Argentina: Eleição de Milei com um programa de guerra civil contra os trabalhadores

Acaba de ser eleito presidente da Argentina Javier Milei, personagem de extrema-direita que se auto-intitula “anarco-capitalista”. Os primeiros a felicitá-lo foram Trump e Bolsonaro, em cujas pegadas Milei se move.

Nas eleições de 2019, o novo partido “libertário” de Milei tivera 1,47% dos votos. Meros quatro anos depois, obteve 56%. O seu adversário vencido foi o peronista Sergio Massa.

Provocador e grosseiro, Milei apresentou-se nos seus comícios com uma moto-serra, simbolizando o corte a eito que prometia “do Estado” (mais exactamente, das despesas sociais), no valor de 15% do PIB. Prometeu abolir 10 dos actuais 18 ministérios, levantar todos os controles de preços e câmbios, abolir todos os subsídios, privatizar os cuidados de saúde, a educação e as pensões, privatizar empresas estatais, criminalizar o aborto. Abolir, ainda, o Banco Central e dolarizar a economia – sujeitando-a directamente ao imperialismo americano – e romper com os “governos comunistas” do Brasil e da China… A mensagem foi bem recebida em Wall Street, onde os mercados financeiros rejubilaram com a vitória de Milei.

Nunca, desde o fim da ditadura militar, em 1983, viu a Argentina semelhante programa de guerra civil contra os trabalhadores. Conseguirá Milei concretizá-lo? Apesar dos números da sua eleição, é tudo menos certo. O seu partido tem apenas 38 dos 257 deputados.

A vitória de Milei é, em primeiro lugar, reflexo da dramática crise do regime da burguesia argentina, estrangulado pela finança internacional. A economia argentina nunca se recompôs do seu colapso em 2001. Durante os governos que se têm sucedido, geralmente dominados pelo peronismo, corrente populista clássica da Argentina, a classe trabalhadora multiplicou mobilizações de massas e greves gerais contra a escravatura à dívida externa e os planos de austeridade ditados pelo FMI.

Contudo, estas mobilizações esbarraram no comprometimento da burocracia sindical peronista com o regime e na inconsequência de grande parte da esquerda argentina, absorvida por estratégias eleitoralistas e incapaz de construir um movimento operário político e sindical inteiramente independente do peronismo.

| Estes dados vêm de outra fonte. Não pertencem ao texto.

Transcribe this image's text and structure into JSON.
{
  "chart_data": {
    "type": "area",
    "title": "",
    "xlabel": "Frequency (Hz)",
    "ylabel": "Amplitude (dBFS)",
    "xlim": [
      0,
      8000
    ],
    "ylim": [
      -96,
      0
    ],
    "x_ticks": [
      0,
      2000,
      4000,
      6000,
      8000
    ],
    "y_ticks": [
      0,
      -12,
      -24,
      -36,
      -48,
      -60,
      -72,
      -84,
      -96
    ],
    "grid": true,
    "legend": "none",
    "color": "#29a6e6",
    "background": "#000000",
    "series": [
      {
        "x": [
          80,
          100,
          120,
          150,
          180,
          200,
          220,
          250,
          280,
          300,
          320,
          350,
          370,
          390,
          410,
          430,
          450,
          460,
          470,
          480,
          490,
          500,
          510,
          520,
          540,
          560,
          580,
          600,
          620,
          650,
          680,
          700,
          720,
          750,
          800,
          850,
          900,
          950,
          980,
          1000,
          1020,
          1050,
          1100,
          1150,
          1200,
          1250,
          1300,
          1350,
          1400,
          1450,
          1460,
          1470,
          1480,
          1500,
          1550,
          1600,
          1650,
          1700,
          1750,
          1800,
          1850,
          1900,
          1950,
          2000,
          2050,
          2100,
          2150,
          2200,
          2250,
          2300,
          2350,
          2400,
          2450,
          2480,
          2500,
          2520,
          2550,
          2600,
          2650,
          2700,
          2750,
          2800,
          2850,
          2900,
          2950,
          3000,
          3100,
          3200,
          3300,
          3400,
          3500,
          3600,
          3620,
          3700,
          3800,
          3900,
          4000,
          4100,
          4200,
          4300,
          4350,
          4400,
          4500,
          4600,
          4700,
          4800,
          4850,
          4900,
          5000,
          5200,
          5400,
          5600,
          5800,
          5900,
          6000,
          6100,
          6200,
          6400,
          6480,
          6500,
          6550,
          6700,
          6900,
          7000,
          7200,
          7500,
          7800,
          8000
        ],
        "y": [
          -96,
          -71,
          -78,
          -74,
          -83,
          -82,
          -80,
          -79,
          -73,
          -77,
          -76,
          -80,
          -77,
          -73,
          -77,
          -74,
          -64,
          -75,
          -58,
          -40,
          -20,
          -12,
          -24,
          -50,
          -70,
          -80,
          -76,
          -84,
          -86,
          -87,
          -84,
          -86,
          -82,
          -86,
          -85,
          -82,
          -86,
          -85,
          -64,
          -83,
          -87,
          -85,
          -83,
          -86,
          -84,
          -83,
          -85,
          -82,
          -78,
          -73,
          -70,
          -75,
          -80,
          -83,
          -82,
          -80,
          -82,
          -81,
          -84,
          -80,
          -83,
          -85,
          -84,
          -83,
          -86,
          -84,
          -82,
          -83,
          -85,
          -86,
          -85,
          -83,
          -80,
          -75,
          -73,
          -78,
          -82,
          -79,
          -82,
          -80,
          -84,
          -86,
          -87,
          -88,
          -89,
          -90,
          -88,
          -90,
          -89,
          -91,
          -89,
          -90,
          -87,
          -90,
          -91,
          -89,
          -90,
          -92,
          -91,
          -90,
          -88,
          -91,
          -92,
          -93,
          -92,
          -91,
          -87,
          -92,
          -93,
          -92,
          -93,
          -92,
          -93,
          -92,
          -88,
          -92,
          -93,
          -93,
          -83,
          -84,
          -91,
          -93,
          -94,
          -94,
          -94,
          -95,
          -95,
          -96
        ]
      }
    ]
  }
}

Por trás do triunfo do populismo “radical” e quase caricato de Milei está o desespero e o empobrecimento de largos sectores das massas, deixadas sozinhas ante a crise económica e social permanente e sempre agravada – e com todas as saídas políticas tapadas.

É claro que a classe dominante e o capital internacional nada têm contra o programa anti-social radical de Milei. Receiam, porém, cortar amarras com a burocracia sindical e, assim, extremar a luta de classes. Para manter as massas sob controle, muitos sectores preferiam Sergio Massa, com as ligações tradicionais do seu movimento à burocracia sindical.

O que significa “a ascensão do extrema-direita” à escala mundial?

É importante compreender o significado da eleição de Milei, quer pelo que ela é, quer pelo que não é.

Tal como nas eleições italianas, que deram a chefia do governo à neofascista Meloni e, mais recentemente, nas eleições neerlandesas, onde o partido xenófobo de G. Wilders foi o mais votado, ganhando quase um quarto dos assentos parlamentares, a subida à presidência de Milei não apareceu a culminar ou acompanhar a conquista das ruas por milícias fascistas, como sucedeu na Itália e na Alemanha há cem anos. E, assim como Meloni não é, para já, muito mais do que a nova cara da mesma política da Comissão Europeia e do BCE para a Itália, Milei será, para já, apenas o novo rosto da política do FMI para a Argentina.

Mas convém não esquecer o outro lado da equação. Também Trump e Bolsonaro foram eleitos em condições idênticas. No entanto, durante os seus consulados, as milícias fascistas fizeram significativos progressos na sua organização – ao ponto de intentarem incipientes golpes de Estado quando os seus caudilhos se viram derrotados.

Tudo se mantém em aberto. O movimento operário argentino sofreu mais um golpe duro – mas não foi esmagado. O descontentamento e a revolta que tiveram expressão atomizada e desorganizada na votação num demagogo populista voltarão a encontrar foco nas medidas anti-sociais que ele promete aplicar.

É tempo de a classe trabalhadora argentina reagrupar forças, separar-se politicamente da burguesia e do peronismo, construir a sua expressão política independente, sindicatos e partidos de classe capazes de derrotar a besta fascista e abrir o caminho ao socialismo. Tudo depende, em última análise, de se conseguir construir uma direcção revolucionária para ajudar a classe operária argentina e de toda a América do Sul a vencer.